If you have a site with 100,000 pages of content the odds are pretty good you won’t find many people searching through your HTML sitemap page by page. Even if you double up the number of internal links per page you’ll still end up with 500 HTML sitemap pages plus whatever overhead is required to organize them. This kind of HTML sitemap structure can be expanded with its own dedicated SITEMAP SEARCH tool (that only searches the content on indexed HTML sitemap pages) AND you can afford to include extra text with each listing to give the SITEMAP SEARCH tool something to chew on.

An alternative to creating a massive HTML sitemap section for truly large sites is to create multiple small HTML sitemap sections. You can do this in a variety of ways regardless of how crawable your overall content structure is. Huge blog sites, for examples, that have large archives of posts from multiple authors, can benefit from alternative HTML sitemap systems that are broken out by year, category, author, or some other criteria.
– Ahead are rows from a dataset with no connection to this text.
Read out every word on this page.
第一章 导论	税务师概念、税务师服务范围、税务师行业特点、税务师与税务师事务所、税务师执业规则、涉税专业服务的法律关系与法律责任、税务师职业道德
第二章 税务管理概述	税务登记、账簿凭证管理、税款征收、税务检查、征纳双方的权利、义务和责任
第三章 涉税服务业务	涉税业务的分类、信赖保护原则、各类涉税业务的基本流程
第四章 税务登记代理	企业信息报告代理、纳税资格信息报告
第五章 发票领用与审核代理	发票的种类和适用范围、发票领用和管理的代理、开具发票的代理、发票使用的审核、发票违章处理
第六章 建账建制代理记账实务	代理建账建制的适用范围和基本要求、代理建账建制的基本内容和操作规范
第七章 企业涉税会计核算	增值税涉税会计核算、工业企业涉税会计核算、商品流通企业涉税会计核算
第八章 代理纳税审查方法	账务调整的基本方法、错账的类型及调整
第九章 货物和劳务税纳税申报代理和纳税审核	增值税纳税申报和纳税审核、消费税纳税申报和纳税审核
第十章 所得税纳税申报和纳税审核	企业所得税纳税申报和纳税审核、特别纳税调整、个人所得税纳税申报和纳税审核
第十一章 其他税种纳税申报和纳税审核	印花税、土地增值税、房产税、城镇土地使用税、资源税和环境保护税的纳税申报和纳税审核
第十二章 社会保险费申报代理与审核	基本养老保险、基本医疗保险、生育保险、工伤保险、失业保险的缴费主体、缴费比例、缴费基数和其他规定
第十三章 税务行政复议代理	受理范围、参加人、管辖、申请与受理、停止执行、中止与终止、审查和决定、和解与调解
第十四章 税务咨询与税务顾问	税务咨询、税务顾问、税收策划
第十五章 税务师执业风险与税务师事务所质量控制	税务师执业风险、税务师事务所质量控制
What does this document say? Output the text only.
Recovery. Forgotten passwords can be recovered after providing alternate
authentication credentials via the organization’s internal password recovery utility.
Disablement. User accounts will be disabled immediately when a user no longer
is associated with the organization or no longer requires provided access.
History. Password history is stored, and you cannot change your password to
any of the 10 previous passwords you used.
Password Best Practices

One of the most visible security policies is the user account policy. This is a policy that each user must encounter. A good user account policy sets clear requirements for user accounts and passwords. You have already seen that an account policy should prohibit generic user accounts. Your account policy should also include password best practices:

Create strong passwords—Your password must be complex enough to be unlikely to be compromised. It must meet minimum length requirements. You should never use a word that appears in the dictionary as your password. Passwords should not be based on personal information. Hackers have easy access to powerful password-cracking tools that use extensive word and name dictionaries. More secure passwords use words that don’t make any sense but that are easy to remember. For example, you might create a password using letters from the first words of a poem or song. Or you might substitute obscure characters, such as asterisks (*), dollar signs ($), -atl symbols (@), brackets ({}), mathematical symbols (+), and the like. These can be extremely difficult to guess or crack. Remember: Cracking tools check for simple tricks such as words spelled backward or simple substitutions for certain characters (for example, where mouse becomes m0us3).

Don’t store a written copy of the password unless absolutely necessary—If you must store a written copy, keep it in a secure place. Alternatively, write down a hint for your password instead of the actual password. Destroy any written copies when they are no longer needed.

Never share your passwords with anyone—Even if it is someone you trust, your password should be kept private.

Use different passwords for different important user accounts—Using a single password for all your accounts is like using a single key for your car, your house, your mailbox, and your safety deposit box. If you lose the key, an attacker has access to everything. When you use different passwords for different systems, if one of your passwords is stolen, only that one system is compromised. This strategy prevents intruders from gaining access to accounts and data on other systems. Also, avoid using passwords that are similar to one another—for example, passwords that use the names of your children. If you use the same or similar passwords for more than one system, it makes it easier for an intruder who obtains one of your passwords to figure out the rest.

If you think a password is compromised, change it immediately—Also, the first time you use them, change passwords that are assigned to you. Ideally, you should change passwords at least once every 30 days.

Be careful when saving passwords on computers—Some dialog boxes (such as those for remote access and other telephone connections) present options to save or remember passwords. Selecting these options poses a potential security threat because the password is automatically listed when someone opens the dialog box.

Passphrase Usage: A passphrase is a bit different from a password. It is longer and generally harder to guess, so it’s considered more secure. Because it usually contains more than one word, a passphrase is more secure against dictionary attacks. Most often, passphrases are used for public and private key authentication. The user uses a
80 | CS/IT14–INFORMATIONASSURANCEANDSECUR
On a site like a blog, where duplicate content occurs naturally and often, you can use your HTML sitemap strategy to effectively promote your canonical pages, and that is sufficient reason alone for creating complex HTML sitemap structures on large blog sites with tons of duplicate content.

There’s plenty more to be said about HTML sitemaps, and I’ll come back to this topic again in the future.

{ 2 comments… read them below or add one }

Kaus 06.11.08 at 8:05 am

Thank you so much for this post. I posted elsewhere asking for help on this topic just yesterday. We are in the process of building a fairly decent sized site. Right now we are only hitting the 100 page mark but with a few writers on hand, this will be expanding quickly and I wanted a sitemap that wasn’t going to make the visitor go blind with a swarm of links

Thanks Michael :)

Traffics Pain 10.10.08 at 11:26 am

I tend lately to use a simple html sitemap that list every page on the site. Even if this does go over the 150ish links. If Google n Co dont read that many links I dont really care so long as the user can still navigate it correctly. I often will read forum posts like this one fully through with 100 comments so I know users will certainly continue to scan a page downwards so long as it follows thier expectations so to speak.

On top of this I will often also link to a ‘most popular pages’ sitemap that will be broken down into, well, obviously the most important/requested pages.